Hochrangige Vertreter der EU-Kommission haben sich im Juni und Anfang Juli bei Vertretern Österreichs darüber beklagt, dass ein österreichisches Bedarfsflugunternehmen als einziges Unternehmen in der gesamten EU eine Sicherheitsdirektive der Flugsicherheitsagentur Easa ignorieren würde. Diese am 2. Juni beschlossene Direktive hätte laut EU-Interpretation sofort dazu führen müssen, dass die EU-Mitgliedstaaten Fluggesellschaften aus ihren Ländern das Überfliegen des belarussischen Luftraums verbieten.

Hintergrund der Direktive war die Zwangslandung eines Ryanair-Flugs von Athen nach Vilinius in Minsk gewesen, die am 23. Mai zur umstrittenen Verhaftung des belarussischen Bloggers Roman Protassewitsch und seiner Freundin Sofja Sapega geführt hatte.

Wien teilt Easa-Direktive vorerst nicht

Wien schien diese EU-Interpretation der Easa-Direktive jedoch zunächst nicht zu teilen. Sprecher österreichischer Ministerien erklärten Anfang Juli unisono, dass erst weitere EU-Sanktionen vom 21. Juni derartige Flüge für Jets aus der EU de facto illegal gemacht hätten. Diese Sanktionen verbieten es Unternehmen in der EU, Überfluggebühren an die belarussische Luftfahrtbehörde Belaeronawigazija zu überweisen.

"Ich war überrascht darüber informiert zu werden, dass das in Österreich registrierte Unternehmen International Jet Management täglich Belarus überfliegt", schrieb am 23. Juni der hochrangige Vertreter der Generaldirektion Mobilität und Verkehr (DG MOVE) der EU-Kommission, Filip Cornelis, an die für Zivilluftfahrt zuständige Spitzenbeamtin im österreichischen Bundesministerium für Klimaschutz, Umwelt, Energie, Mobilität, Innovation und Technologie (BMK), Elisabeth Landrichter.

Kein einziges anderes Unternehmen in der EU zeige eine derartige Ignoranz einer "sehr klaren Sicherheitsdirektive einer Aufsichtsbehörde", klagte Cornelis. "Ich bitte sie freundlich, sofort Maßnahmen zu ergreifen, die diese Handlungen verbieten", schrieb er.

Neun Tage später machte ein weiterer Brief wachsenden Brüsseler Unmut über Österreich deutlich. Hatte sich zunächst nur ein hochrangiger Vertreter von DG MOVE gemeldet, schrieben am 2. Juli gleich zwei Spitzenbürokraten an Botschafterin Christina Kokkinakis, die Österreich in Brüssel im Politischen und Sicherheitspolitischen Komitee der EU vertritt.

"Wir bedauern, sagen zu müssen, dass es keine Antwort auf den Brief (vom 23. Juni, Anm.) gab und - was noch schlimmer ist - die Überflüge von International Jet Management täglich weitergehen", schrieben DG-MOVE Generaldirektor Henrik Hololei und sein Kollege John Berrigan, Generaldirektor der für insbesondere für Sanktionsfragen zuständigen Generaldirektion für Finanzstabilität (DG FISMA).

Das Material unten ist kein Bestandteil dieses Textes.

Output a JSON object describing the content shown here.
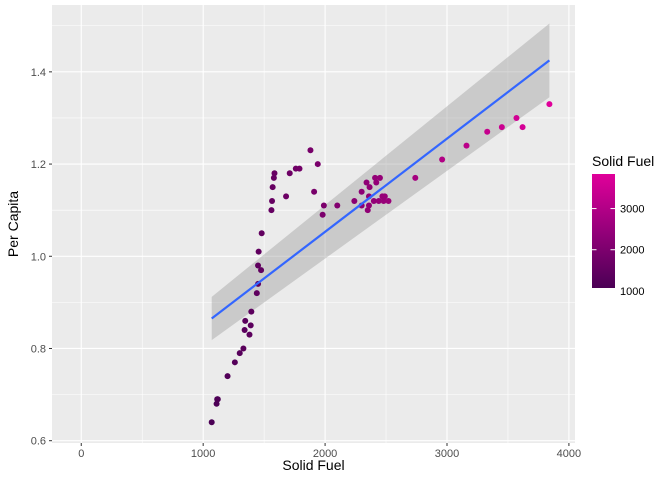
{
  "chart_data": {
    "type": "scatter",
    "xlabel": "Solid Fuel",
    "ylabel": "Per Capita",
    "xlim": [
      -240,
      4050
    ],
    "ylim": [
      0.595,
      1.545
    ],
    "x_ticks": [
      0,
      1000,
      2000,
      3000,
      4000
    ],
    "x_tick_labels": [
      "0",
      "1000",
      "2000",
      "3000",
      "4000"
    ],
    "y_ticks": [
      0.6,
      0.8,
      1.0,
      1.2,
      1.4
    ],
    "y_tick_labels": [
      "0.6",
      "0.8",
      "1.0",
      "1.2",
      "1.4"
    ],
    "grid": true,
    "legend": {
      "title": "Solid Fuel",
      "placement": "right",
      "type": "colorbar",
      "range": [
        1070,
        3840
      ],
      "ticks": [
        1000,
        2000,
        3000
      ],
      "tick_labels": [
        "1000",
        "2000",
        "3000"
      ],
      "color_low": "#4B0055",
      "color_high": "#E0009A"
    },
    "points": [
      {
        "x": 1070,
        "y": 0.64
      },
      {
        "x": 1110,
        "y": 0.68
      },
      {
        "x": 1115,
        "y": 0.69
      },
      {
        "x": 1120,
        "y": 0.69
      },
      {
        "x": 1200,
        "y": 0.74
      },
      {
        "x": 1260,
        "y": 0.77
      },
      {
        "x": 1300,
        "y": 0.79
      },
      {
        "x": 1330,
        "y": 0.8
      },
      {
        "x": 1340,
        "y": 0.84
      },
      {
        "x": 1345,
        "y": 0.86
      },
      {
        "x": 1380,
        "y": 0.83
      },
      {
        "x": 1390,
        "y": 0.85
      },
      {
        "x": 1395,
        "y": 0.88
      },
      {
        "x": 1440,
        "y": 0.92
      },
      {
        "x": 1450,
        "y": 0.94
      },
      {
        "x": 1450,
        "y": 0.98
      },
      {
        "x": 1455,
        "y": 1.01
      },
      {
        "x": 1475,
        "y": 0.97
      },
      {
        "x": 1480,
        "y": 1.05
      },
      {
        "x": 1560,
        "y": 1.1
      },
      {
        "x": 1565,
        "y": 1.12
      },
      {
        "x": 1570,
        "y": 1.15
      },
      {
        "x": 1580,
        "y": 1.17
      },
      {
        "x": 1585,
        "y": 1.18
      },
      {
        "x": 1680,
        "y": 1.13
      },
      {
        "x": 1710,
        "y": 1.18
      },
      {
        "x": 1760,
        "y": 1.19
      },
      {
        "x": 1790,
        "y": 1.19
      },
      {
        "x": 1880,
        "y": 1.23
      },
      {
        "x": 1910,
        "y": 1.14
      },
      {
        "x": 1940,
        "y": 1.2
      },
      {
        "x": 1980,
        "y": 1.09
      },
      {
        "x": 1990,
        "y": 1.11
      },
      {
        "x": 2100,
        "y": 1.11
      },
      {
        "x": 2240,
        "y": 1.12
      },
      {
        "x": 2300,
        "y": 1.11
      },
      {
        "x": 2300,
        "y": 1.14
      },
      {
        "x": 2340,
        "y": 1.16
      },
      {
        "x": 2350,
        "y": 1.1
      },
      {
        "x": 2360,
        "y": 1.11
      },
      {
        "x": 2360,
        "y": 1.13
      },
      {
        "x": 2365,
        "y": 1.15
      },
      {
        "x": 2400,
        "y": 1.12
      },
      {
        "x": 2410,
        "y": 1.17
      },
      {
        "x": 2420,
        "y": 1.16
      },
      {
        "x": 2440,
        "y": 1.12
      },
      {
        "x": 2450,
        "y": 1.17
      },
      {
        "x": 2470,
        "y": 1.13
      },
      {
        "x": 2480,
        "y": 1.12
      },
      {
        "x": 2490,
        "y": 1.13
      },
      {
        "x": 2520,
        "y": 1.12
      },
      {
        "x": 2740,
        "y": 1.17
      },
      {
        "x": 2960,
        "y": 1.21
      },
      {
        "x": 3160,
        "y": 1.24
      },
      {
        "x": 3330,
        "y": 1.27
      },
      {
        "x": 3450,
        "y": 1.28
      },
      {
        "x": 3570,
        "y": 1.3
      },
      {
        "x": 3620,
        "y": 1.28
      },
      {
        "x": 3840,
        "y": 1.33
      }
    ],
    "fit_line": {
      "method": "linear",
      "color": "#3366FF",
      "x": [
        1070,
        3840
      ],
      "y": [
        0.865,
        1.425
      ],
      "ci_lower": [
        0.818,
        1.345
      ],
      "ci_upper": [
        0.912,
        1.505
      ]
    }
  }
}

Ob Österreich „eine ordentliche Aufsicht“ gewährleisten kann

Hololei und Berrigan betonten, dass eine Ausnahmebestimmung der Sicherheitsdirektive für "Flüge unter unvorhergesehen Umständen" keinesfalls auf das österreichische Bedarfsflugunternehmen bezogen werden könne. "Als Konsequenz (der Ignoranz der Direktive durch International Jet Management, Anm.) gibt es ein klares Risiko, dass sich diese Situation zu einer Untersuchung darüber entwickelt, ob die österreichischen Behörden in der Lage sind, eine ordentliche Aufsicht in Sicherheitsfragen zu gewährleisten", erklärten die beiden EU-Spitzenbeamten und forderten erneut ein schnelles Eingriffen.

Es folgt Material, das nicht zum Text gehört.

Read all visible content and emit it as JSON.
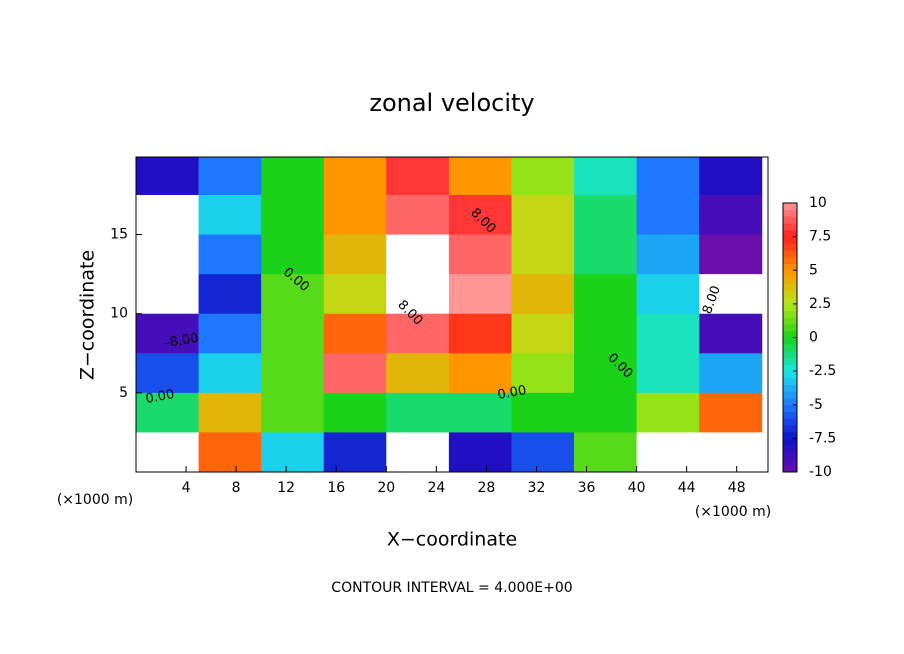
{
  "chart_data": {
    "type": "contour",
    "title": "zonal velocity",
    "x_label": "X−coordinate",
    "y_label": "Z−coordinate",
    "x_unit": "(×1000 m)",
    "y_unit": "(×1000 m)",
    "footer": "CONTOUR INTERVAL = 4.000E+00",
    "contour_labels": [
      "-8.00",
      "0.00",
      "0.00",
      "0.00",
      "0.00",
      "8.00",
      "8.00",
      "8.00"
    ],
    "x": [
      2.5,
      7.5,
      12.5,
      17.5,
      22.5,
      27.5,
      32.5,
      37.5,
      42.5,
      47.5
    ],
    "y": [
      18.75,
      16.25,
      13.75,
      11.25,
      8.75,
      6.25,
      3.75,
      1.25
    ],
    "z": [
      [
        -8,
        -5,
        0,
        5,
        8,
        5,
        2,
        -2,
        -5,
        -8
      ],
      [
        12,
        -3,
        0,
        5,
        9,
        8,
        3,
        -1,
        -5,
        -9
      ],
      [
        12,
        -5,
        0,
        4,
        12,
        9,
        3,
        -1,
        -4,
        -10
      ],
      [
        12,
        -7,
        1,
        3,
        12,
        10,
        4,
        0,
        -3,
        12
      ],
      [
        -9,
        -5,
        1,
        6,
        9,
        7,
        3,
        0,
        -2,
        -9
      ],
      [
        -6,
        -3,
        1,
        9,
        4,
        5,
        2,
        0,
        -2,
        -4
      ],
      [
        -1,
        4,
        1,
        0,
        -1,
        -1,
        0,
        0,
        2,
        6
      ],
      [
        12,
        6,
        -3,
        -7,
        12,
        -8,
        -6,
        1,
        12,
        12
      ]
    ],
    "xlim": [
      0,
      50.5
    ],
    "ylim": [
      0,
      19.9
    ],
    "xticks": [
      4,
      8,
      12,
      16,
      20,
      24,
      28,
      32,
      36,
      40,
      44,
      48
    ],
    "yticks": [
      5,
      10,
      15
    ],
    "clim": [
      -10,
      10
    ],
    "cticks": [
      10,
      7.5,
      5,
      2.5,
      0,
      -2.5,
      -5,
      -7.5,
      -10
    ],
    "colormap": [
      "#6a0dad",
      "#1010c8",
      "#1e78ff",
      "#19e6e6",
      "#19d219",
      "#b4e619",
      "#ff9600",
      "#ff1e1e",
      "#ff9696"
    ],
    "over_color": "#ffffff"
  }
}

In Unkenntnis des Briefs der EU-Generaldirektoren hatte International Jet Management am selben 2. Juli jedoch schon begonnen, den Luftraum von Belarus zu umfliegen. Der Anwalt des Unternehmens, Joachim J. Janezic, sprach damals von "enormem politischen Druck" österreichischer Behörden, dem man sich gebeugt habe. Einen formalen Bescheid, der diese Überflüge dem Unternehmen verbieten würde, habe es jedoch nicht gegeben, betonte Janezic in einem Telefonat mit der APA am Mittwoch. "Die Entscheidung, ob wir in diesem Zusammenhang rechtliche Schritte gegen die Behörden unternehmen, wurde seitens der Eigentümer noch nicht gefällt", sagte er.